Data: Low-Skilled Immigration Boosts Republicans

The conclusion of this paper by Anna Maria Mayda, Giovanni Peri and Walter Steingress for the National Bureau of Economic Research is counter-intuitive, but the authors are serious people and the data, as presented, are impressive. The paper’s title is “The Political Impact of Immigration: Evidence From the United States.”

Here are the key findings:

Our strongest and most significant finding is that an increase in high-skilled immigrants as a share of the local population is associated with a strong and significant decrease in the vote share for the Republican Party. To the contrary, an increase in the low-skilled immigrant share of the population is associated with a strong and significant increase in Republican votes. These effects are common to presidential, House and Senate elections. Combining the two effects, the net impact of the increased immigrant share on the average U.S. county was negative for the Republican Party between 1990 and 2010. This was because immigration in this period was on average college-biased.

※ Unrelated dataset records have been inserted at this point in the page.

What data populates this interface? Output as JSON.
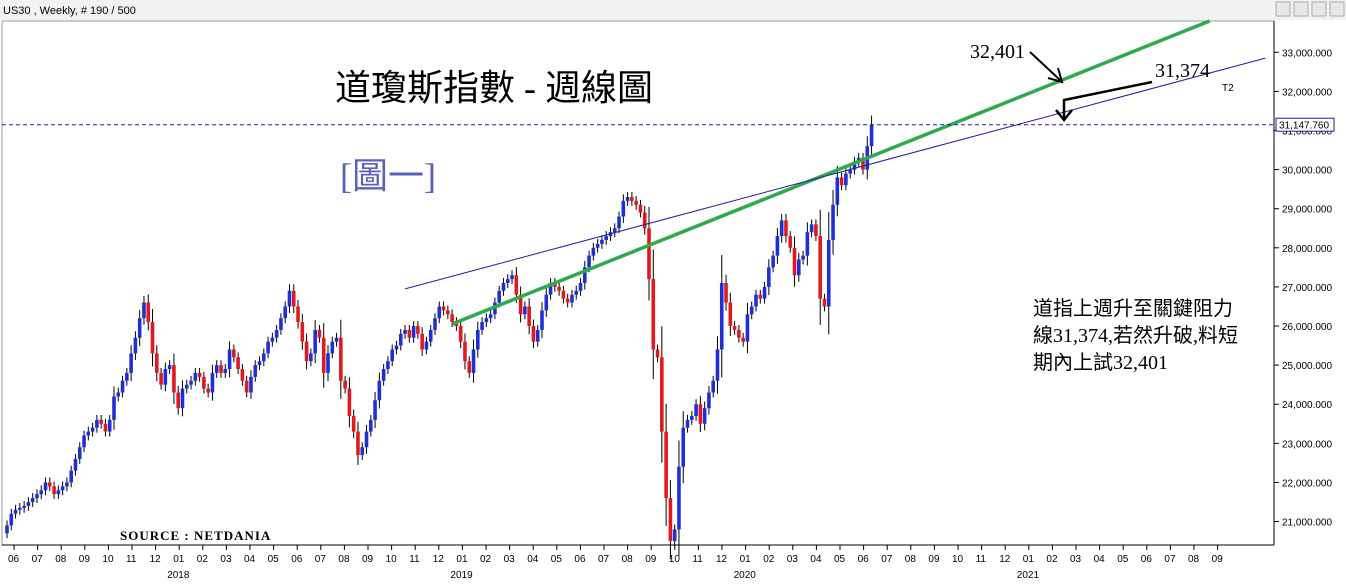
{
  "header": {
    "symbol_line": "US30 , Weekly, # 190 / 500"
  },
  "annotations": {
    "title": "道瓊斯指數 - 週線圖",
    "figure_label": "[圖一]",
    "target_upper": "32,401",
    "target_lower": "31,374",
    "trendline_tag": "T2",
    "note_lines": [
      "道指上週升至關鍵阻力",
      "線31,374,若然升破,料短",
      "期內上試32,401"
    ],
    "source": "SOURCE : NETDANIA"
  },
  "colors": {
    "up": "#1f2fd6",
    "down": "#e0191f",
    "green_line": "#2eaa4a",
    "blue_line": "#1f1f9a",
    "dashed": "#1f1f9a"
  },
  "chart_data": {
    "type": "candlestick",
    "title": "道瓊斯指數 - 週線圖",
    "ylim": [
      20400,
      33800
    ],
    "y_ticks": [
      "21,000.000",
      "22,000.000",
      "23,000.000",
      "24,000.000",
      "25,000.000",
      "26,000.000",
      "27,000.000",
      "28,000.000",
      "29,000.000",
      "30,000.000",
      "31,000.000",
      "32,000.000",
      "33,000.000"
    ],
    "y_tick_values": [
      21000,
      22000,
      23000,
      24000,
      25000,
      26000,
      27000,
      28000,
      29000,
      30000,
      31000,
      32000,
      33000
    ],
    "current_price_label": "31,147.760",
    "current_price": 31147.76,
    "x_month_labels": [
      "06",
      "07",
      "08",
      "09",
      "10",
      "11",
      "12",
      "01",
      "02",
      "03",
      "04",
      "05",
      "06",
      "07",
      "08",
      "09",
      "10",
      "11",
      "12",
      "01",
      "02",
      "03",
      "04",
      "05",
      "06",
      "07",
      "08",
      "09",
      "10",
      "11",
      "12",
      "01",
      "02",
      "03",
      "04",
      "05",
      "06",
      "07",
      "08",
      "09",
      "10",
      "11",
      "12",
      "01",
      "02",
      "03",
      "04",
      "05",
      "06",
      "07",
      "08",
      "09"
    ],
    "x_year_labels": [
      {
        "label": "2018",
        "month_index": 7
      },
      {
        "label": "2019",
        "month_index": 19
      },
      {
        "label": "2020",
        "month_index": 31
      },
      {
        "label": "2021",
        "month_index": 43
      }
    ],
    "weekly_close": [
      20900,
      21200,
      21300,
      21350,
      21400,
      21500,
      21600,
      21700,
      21800,
      22000,
      21900,
      21700,
      21800,
      21900,
      22000,
      22300,
      22600,
      22900,
      23200,
      23300,
      23400,
      23600,
      23500,
      23300,
      23600,
      24200,
      24300,
      24600,
      24800,
      25300,
      25700,
      26200,
      26600,
      26100,
      25300,
      24800,
      24500,
      24900,
      25000,
      24300,
      23900,
      24400,
      24500,
      24600,
      24800,
      24700,
      24400,
      24300,
      24800,
      25000,
      24800,
      24900,
      25400,
      25200,
      24900,
      24600,
      24300,
      24700,
      25000,
      25100,
      25300,
      25600,
      25700,
      25900,
      26200,
      26500,
      26900,
      26500,
      26100,
      25600,
      25100,
      25300,
      25900,
      25700,
      24800,
      25300,
      25600,
      25700,
      24600,
      24400,
      23700,
      23300,
      22700,
      22900,
      23300,
      23600,
      24100,
      24600,
      24900,
      25100,
      25400,
      25500,
      25800,
      25900,
      25700,
      26000,
      25800,
      25400,
      25600,
      25900,
      26200,
      26500,
      26400,
      26300,
      26100,
      26000,
      25600,
      25100,
      24800,
      25400,
      25900,
      26100,
      26200,
      26300,
      26600,
      26900,
      27100,
      27200,
      27300,
      26800,
      26300,
      26500,
      26000,
      25600,
      25900,
      26400,
      26800,
      27100,
      27000,
      26900,
      26700,
      26600,
      26800,
      26900,
      27100,
      27500,
      27800,
      28000,
      28100,
      28200,
      28300,
      28400,
      28500,
      28800,
      29200,
      29300,
      29200,
      29100,
      28900,
      28500,
      27200,
      25400,
      25200,
      23300,
      21600,
      20500,
      20800,
      22400,
      23400,
      23600,
      23700,
      24000,
      23500,
      23900,
      24300,
      24600,
      25400,
      27100,
      26600,
      26000,
      25900,
      25700,
      25600,
      26300,
      26500,
      26800,
      26700,
      27000,
      27500,
      27800,
      28300,
      28700,
      28300,
      28000,
      27300,
      27700,
      27800,
      28400,
      28600,
      28300,
      26700,
      26500,
      28200,
      29100,
      29800,
      29600,
      29900,
      30000,
      30200,
      30300,
      30000,
      30600,
      31150
    ],
    "trendlines": [
      {
        "name": "green",
        "from_week": 104,
        "from_value": 26050,
        "to_week": 281,
        "to_value": 33800
      },
      {
        "name": "blue",
        "from_week": 93,
        "from_value": 26950,
        "to_week": 294,
        "to_value": 32850
      }
    ]
  }
}
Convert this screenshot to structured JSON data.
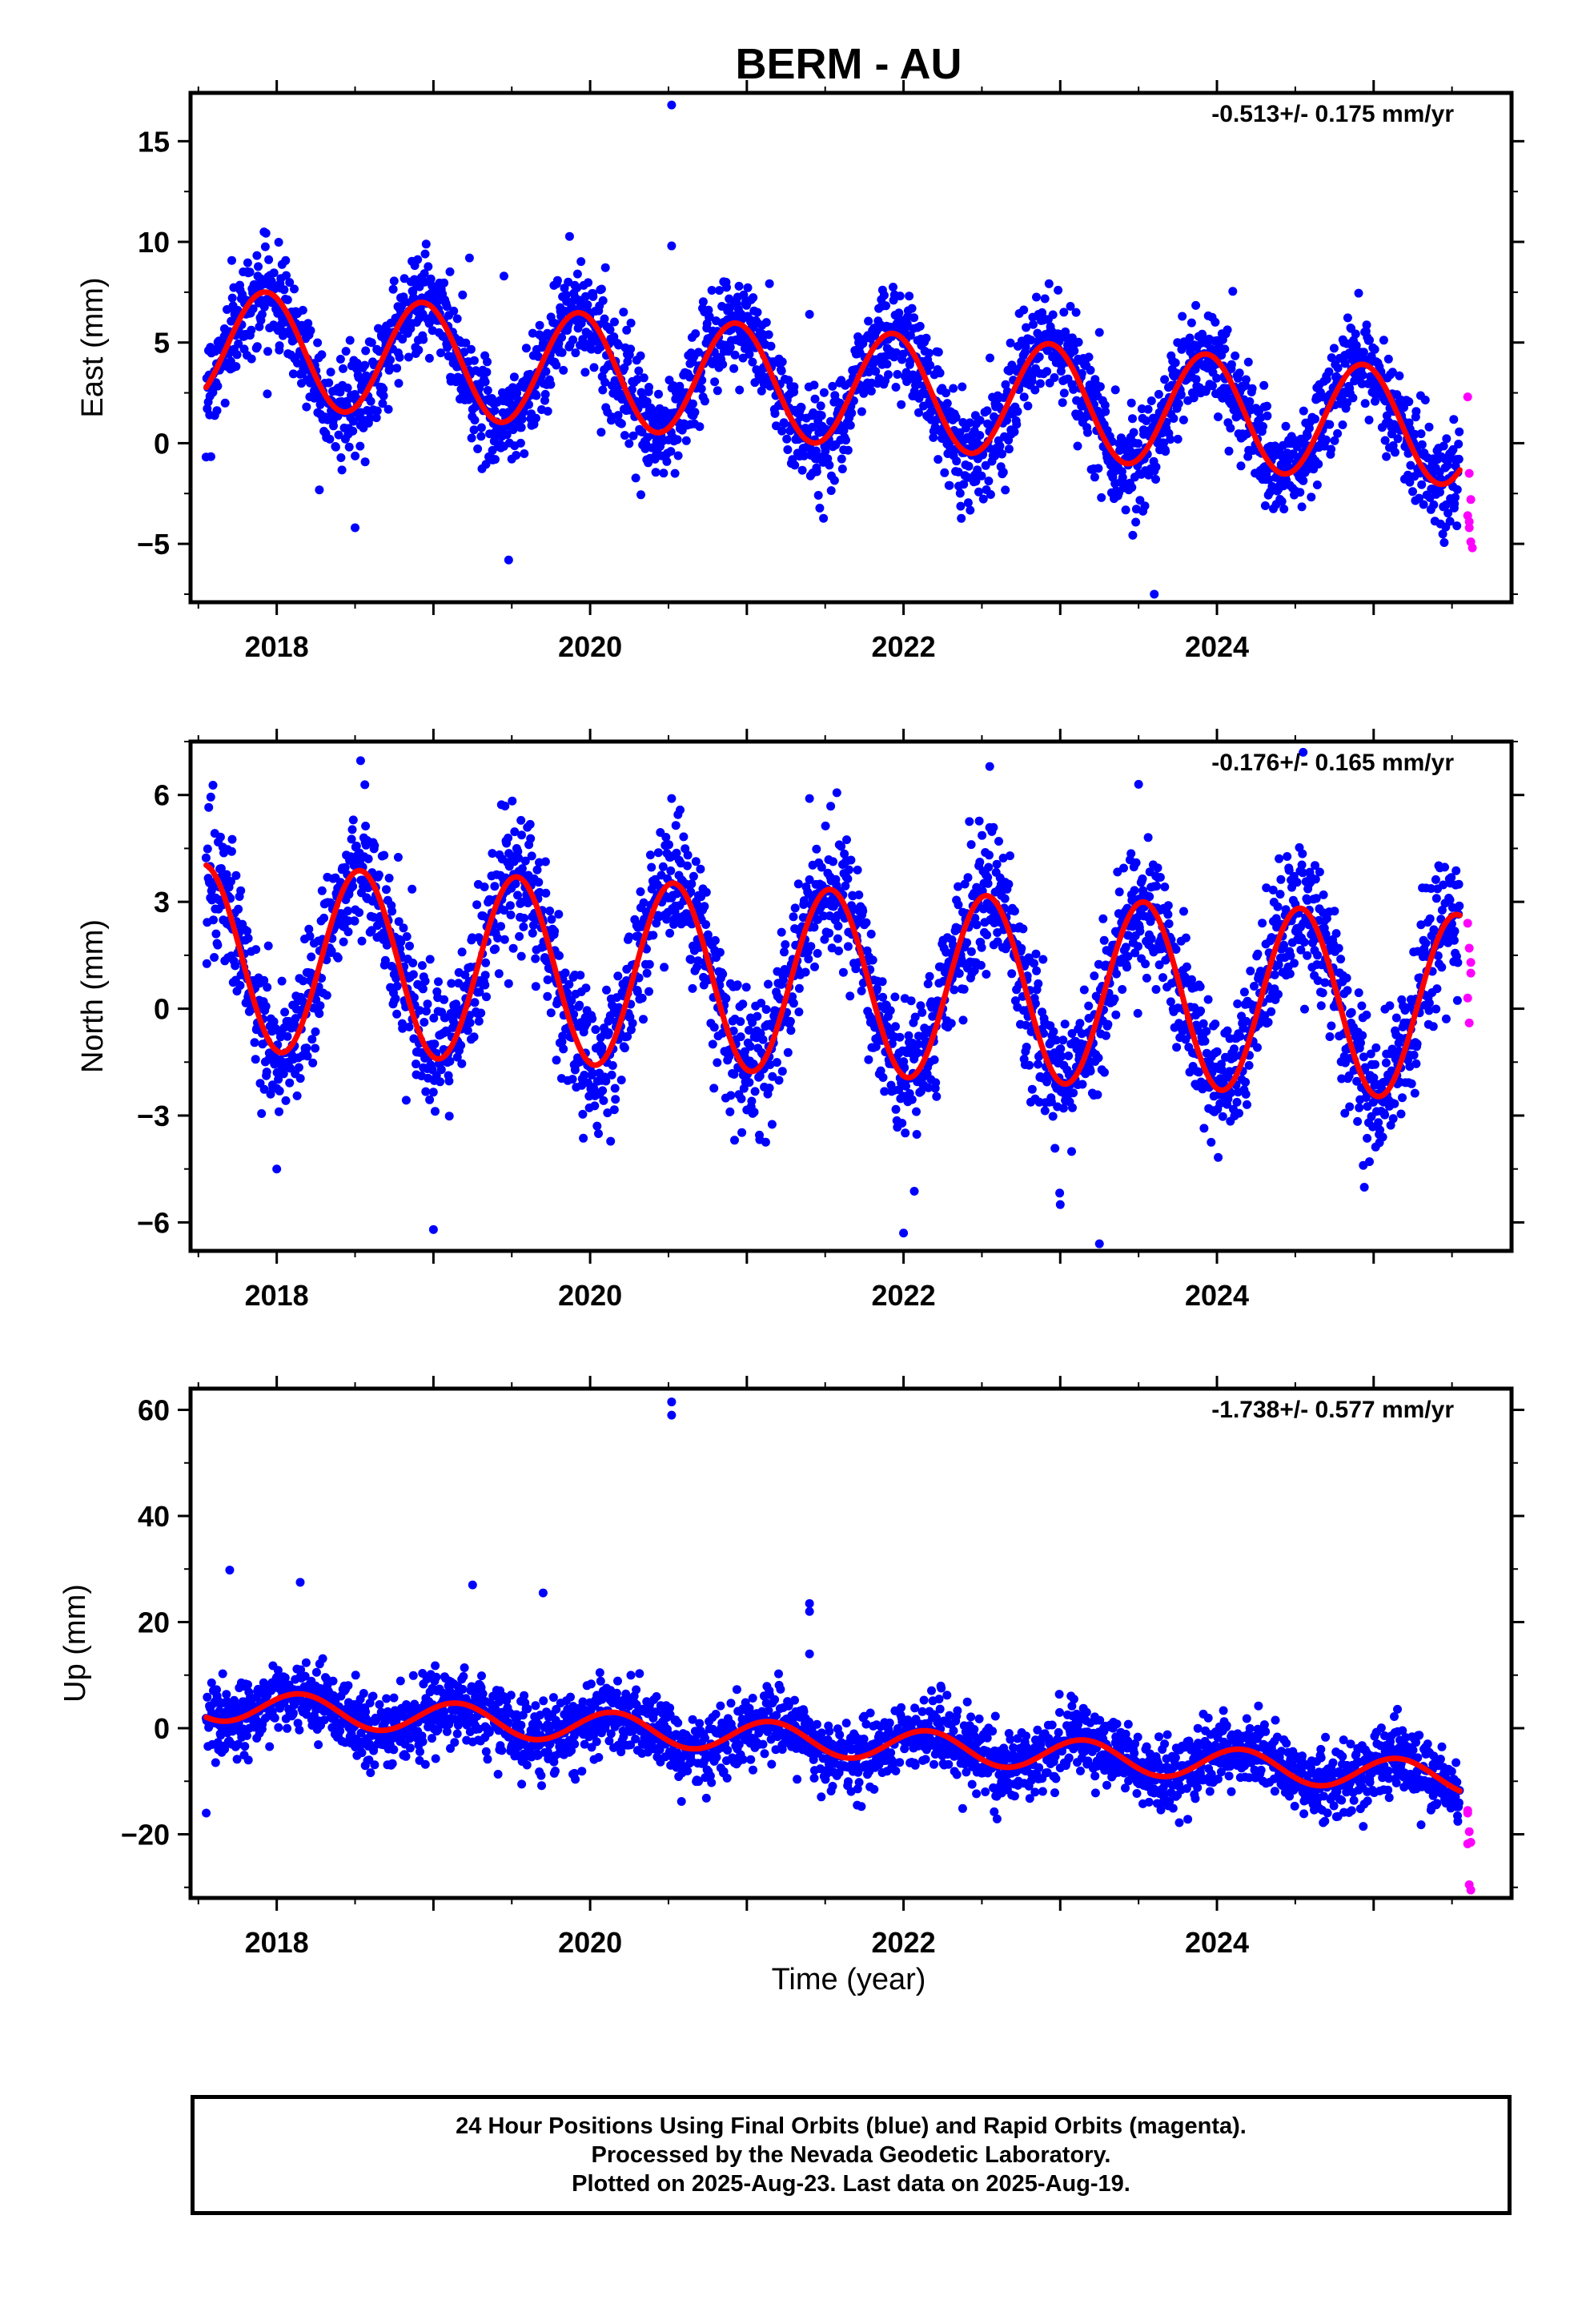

Anecdotal evidence suggests, and we confirm in our data, that on average immigration in U.S. counties reduces the Republican vote share. Political scientists and analysts seem to read this evidence as driven by a “pro-Democratic Party” direct political effect – i.e. the idea that naturalized immigrants vote predominantly for the Democratic party, which has a pro-immigrant platform – and by the fact that this effect dominates whatever indirect effect immigration has on the way existing voters vote. At first sight, this interpretation may seem consistent with the empirical evidence: an increase in the share of citizen (voting) migrants reduces the Republican vote share, while an increase in the share of non-citizen migrants has no effect on average (see Mayda et al. (2016)). However, a closer look suggests that the main impact of immigration on voting outcomes comes from the skill level of immigrants – which affects the voting behavior of existing voters – and not from whether or how naturalized immigrants vote.

The authors point out that the effect of immigration in Europe is the opposite–it boosts conservative parties–and attribute this to the fact that European immigration is, on average, lower-skilled.

This finding is, as I said, counter-intuitive, but the paper clearly lays out its methodology. So, have at it!